Remove duplicated platform-detection logic from `ws_server.py` and `install.sh`. Both should use `create_collector()` (Python) or a shared `detect_wifi_platform()` shell function.

## Consequences

### Positive

- **Zero-crash startup**: `create_collector("auto")` never raises — Docker, WSL, and headless users get `SimulatedCollector` automatically with a clear log message.
- **Single detection path**: Platform logic lives in one place (`rssi_collector.py`), reducing drift between `ws_server.py`, `install.sh`, and future entry points.
- **Better DX**: Error messages explain *why* a collector is unavailable and *what to do* (connect ESP32, install WiFi driver, etc.).

### Negative

- **SimulatedCollector may mask hardware issues**: Users with real WiFi hardware that fails detection might unknowingly run on simulated data.
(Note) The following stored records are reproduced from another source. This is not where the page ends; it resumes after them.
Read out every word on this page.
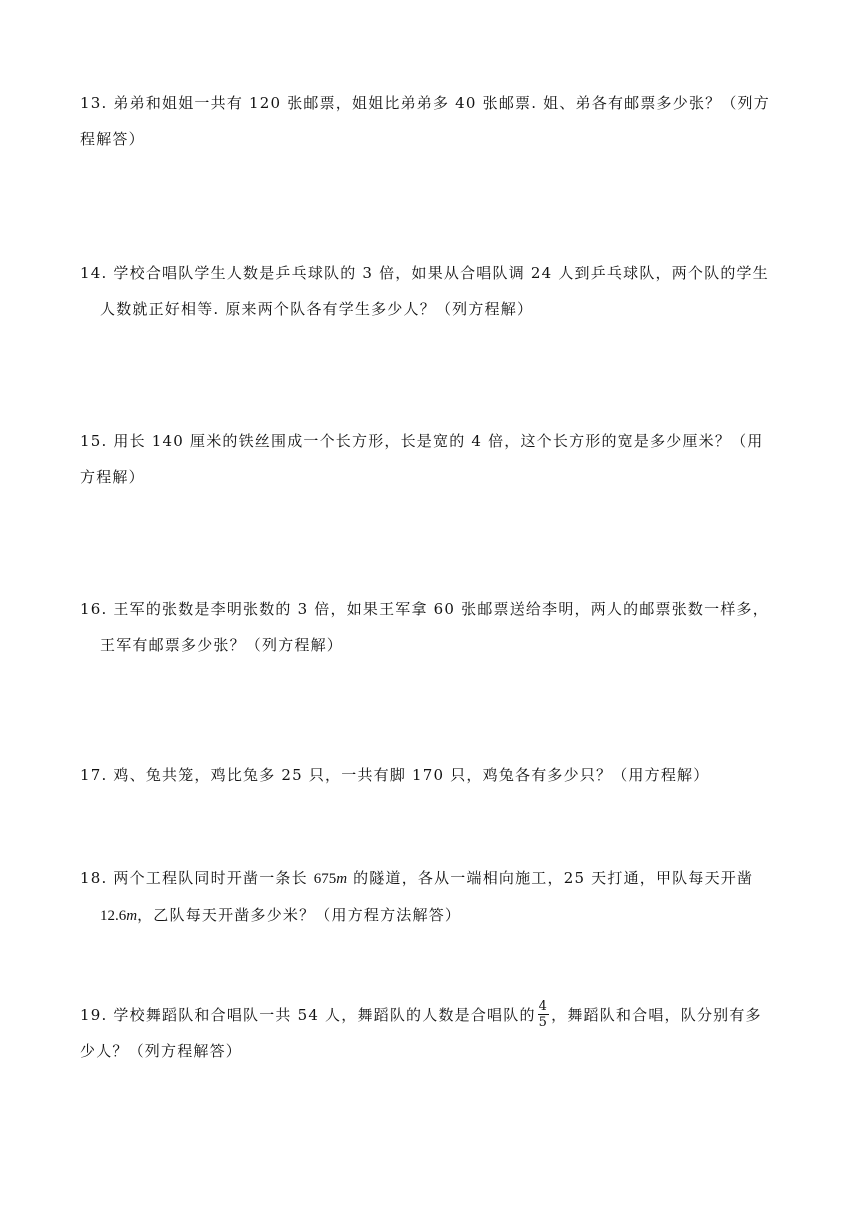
13. 弟弟和姐姐一共有 120 张邮票，姐姐比弟弟多 40 张邮票. 姐、弟各有邮票多少张？（列方
程解答）
14. 学校合唱队学生人数是乒乓球队的 3 倍，如果从合唱队调 24 人到乒乓球队，两个队的学生
人数就正好相等. 原来两个队各有学生多少人？（列方程解）
15. 用长 140 厘米的铁丝围成一个长方形，长是宽的 4 倍，这个长方形的宽是多少厘米？（用
方程解）
16. 王军的张数是李明张数的 3 倍，如果王军拿 60 张邮票送给李明，两人的邮票张数一样多，
王军有邮票多少张？（列方程解）
17. 鸡、兔共笼，鸡比兔多 25 只，一共有脚 170 只，鸡兔各有多少只？（用方程解）
18. 两个工程队同时开凿一条长 675m 的隧道，各从一端相向施工，25 天打通，甲队每天开凿
12.6m，乙队每天开凿多少米？（用方程方法解答）
19. 学校舞蹈队和合唱队一共 54 人，舞蹈队的人数是合唱队的 $\frac{4}{5}$ ，舞蹈队和合唱，队分别有多
少人？（列方程解答）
Mitigated by the `WARNING`-level log.
- **Breaking change for direct `LinuxWifiCollector` callers**: Code that catches `RuntimeError` from `_validate_interface()` as a signal needs to migrate to `is_available()` or `create_collector()`. This is a minor change — there are no known external consumers.

### Neutral

- `_validate_interface()` behavior is unchanged for existing direct callers — this is additive.

## Implementation Notes

1. Add `create_collector()` and `BaseCollector.is_available()` to `v1/src/sensing/rssi_collector.py`
2. Refactor `ws_server.py` `_init_collector()` to call `create_collector()`
3. Update `install.sh` `detect_wifi_hardware()` to use shared detection logic
4. Add unit tests for each platform path (mock `/proc/net/wireless` presence/absence)
5. Comment on issue #148 with the fix

## References

- Issue #148: RuntimeError: Cannot read /proc/net/wireless
- ADR-013: Feature-Level Sensing on Commodity Gear
- ADR-025: macOS CoreWLAN WiFi Sensing
- [Linux /proc/net/wireless documentation](https://www.kernel.org/doc/html/latest/networking/statistics.html)